Further, since the linear lamps are arranged in the cylindrical quartz glass tube 13 along the inner wall of the glass tube 13 at appropriate intervals, the linear lamps are placed on the substrate 5 in the direction perpendicular to the axis of the glass tube 13. The illuminance distribution of light can be made uniform to some extent, and the moving table 19 is moved in that direction, so that the illuminance distribution of light in that direction can be made more uniform, so that a uniform thin film is continuously formed on the substrate 5. Can be formed.

Further, since the reaction gas supply nozzle 11 and the gas discharge nozzle 21 are provided with the cylindrical quartz glass tube 13 interposed therebetween, the reaction gas flows along the moving direction of the moving table 19, and the reaction gas flows along the flowing direction. It is possible to avoid the influence of a slight change in the concentration of the reaction gas on the change in film thickness on the thin film formed.

〔The invention's effect〕

As described above, according to the semiconductor manufacturing apparatus of the present invention, a plurality of linear lamps incorporated in a quartz glass tube is used as a light source, and the light source is provided in the reaction chamber.
The illuminance of light on the substrate can be increased to accelerate the thin film formation speed, and since the quartz glass tube surface film is provided and is moved and wound up, it is possible to prevent the surface from being fogged. effective.

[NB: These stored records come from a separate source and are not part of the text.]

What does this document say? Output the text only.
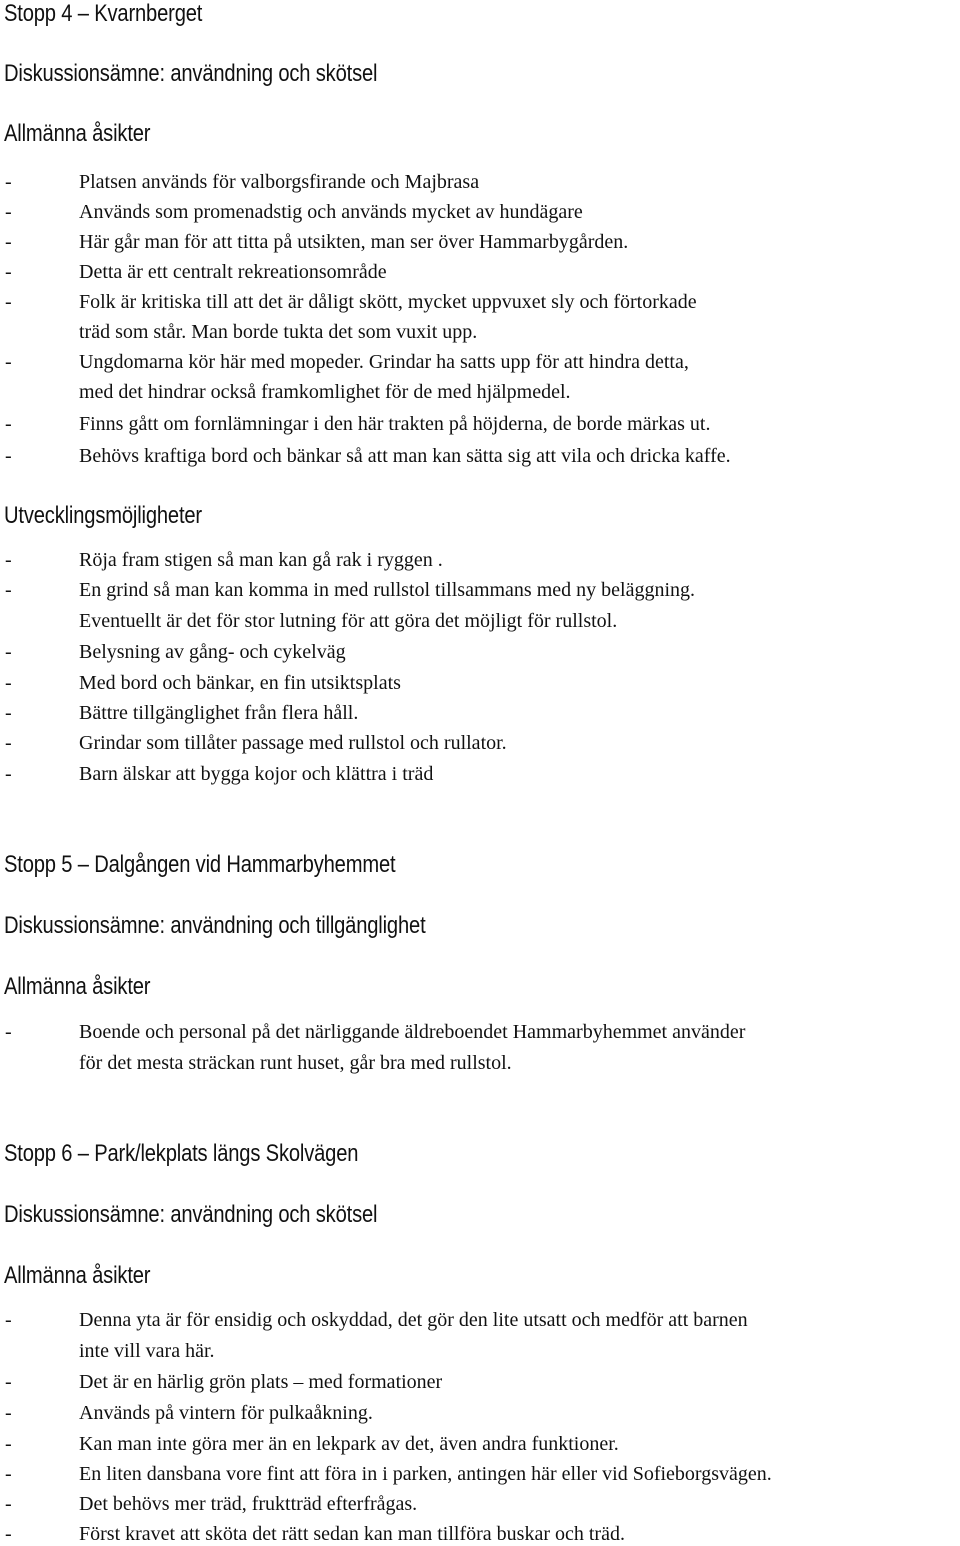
Stopp 4 – Kvarnberget
Diskussionsämne: användning och skötsel
Allmänna åsikter
-	Platsen används för valborgsfirande och Majbrasa
-	Används som promenadstig och används mycket av hundägare
-	Här går man för att titta på utsikten, man ser över Hammarbygården.
-	Detta är ett centralt rekreationsområde
-	Folk är kritiska till att det är dåligt skött, mycket uppvuxet sly och förtorkade
träd som står. Man borde tukta det som vuxit upp.
-	Ungdomarna kör här med mopeder. Grindar ha satts upp för att hindra detta,
med det hindrar också framkomlighet för de med hjälpmedel.
-	Finns gått om fornlämningar i den här trakten på höjderna, de borde märkas ut.
-	Behövs kraftiga bord och bänkar så att man kan sätta sig att vila och dricka kaffe.
Utvecklingsmöjligheter
-	Röja fram stigen så man kan gå rak i ryggen .
-	En grind så man kan komma in med rullstol tillsammans med ny beläggning.
Eventuellt är det för stor lutning för att göra det möjligt för rullstol.
-	Belysning av gång- och cykelväg
-	Med bord och bänkar, en fin utsiktsplats
-	Bättre tillgänglighet från flera håll.
-	Grindar som tillåter passage med rullstol och rullator.
-	Barn älskar att bygga kojor och klättra i träd
Stopp 5 – Dalgången vid Hammarbyhemmet
Diskussionsämne: användning och tillgänglighet
Allmänna åsikter
-	Boende och personal på det närliggande äldreboendet Hammarbyhemmet använder
för det mesta sträckan runt huset, går bra med rullstol.
Stopp 6 – Park/lekplats längs Skolvägen
Diskussionsämne: användning och skötsel
Allmänna åsikter
-	Denna yta är för ensidig och oskyddad, det gör den lite utsatt och medför att barnen
inte vill vara här.
-	Det är en härlig grön plats – med formationer
-	Används på vintern för pulkaåkning.
-	Kan man inte göra mer än en lekpark av det, även andra funktioner.
-	En liten dansbana vore fint att föra in i parken, antingen här eller vid Sofieborgsvägen.
-	Det behövs mer träd, fruktträd efterfrågas.
-	Först kravet att sköta det rätt sedan kan man tillföra buskar och träd.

[Brief description of drawings]

1 is a sectional side view of a semiconductor manufacturing apparatus according to an embodiment of the present invention, FIG. 2 is a sectional view taken along line II-II of FIG. 1, and FIG. 3 is a sectional side view of a conventional semiconductor manufacturing apparatus. 1 is a reaction chamber, 12 is a light source, 4 is a reaction gas, 5 is a substrate, 1
3 is a quartz glass tube, 14 is an ultraviolet transparent film, and 15 is a film winding device. The same reference numerals in the drawings indicate the same or corresponding parts.

Claims (2)

[Claims] 1. A semiconductor manufacturing apparatus for projecting light from a light source onto a reaction gas in a reaction chamber to cause a photochemical reaction to form a thin film on a substrate placed in the reaction gas, wherein the light source is the reaction chamber. A plurality of linear lamps are arranged in a quartz glass tube provided in the film driving device for moving the ultraviolet transparent film in a state of covering the substrate side portion of the outer peripheral surface of the quartz glass tube. A semiconductor manufacturing apparatus characterized in that 2. The quartz glass tube is rotatable, and the moving speed of the ultraviolet transparent film is the same as the peripheral speed of the quartz glass tube. Semiconductor manufacturing equipment.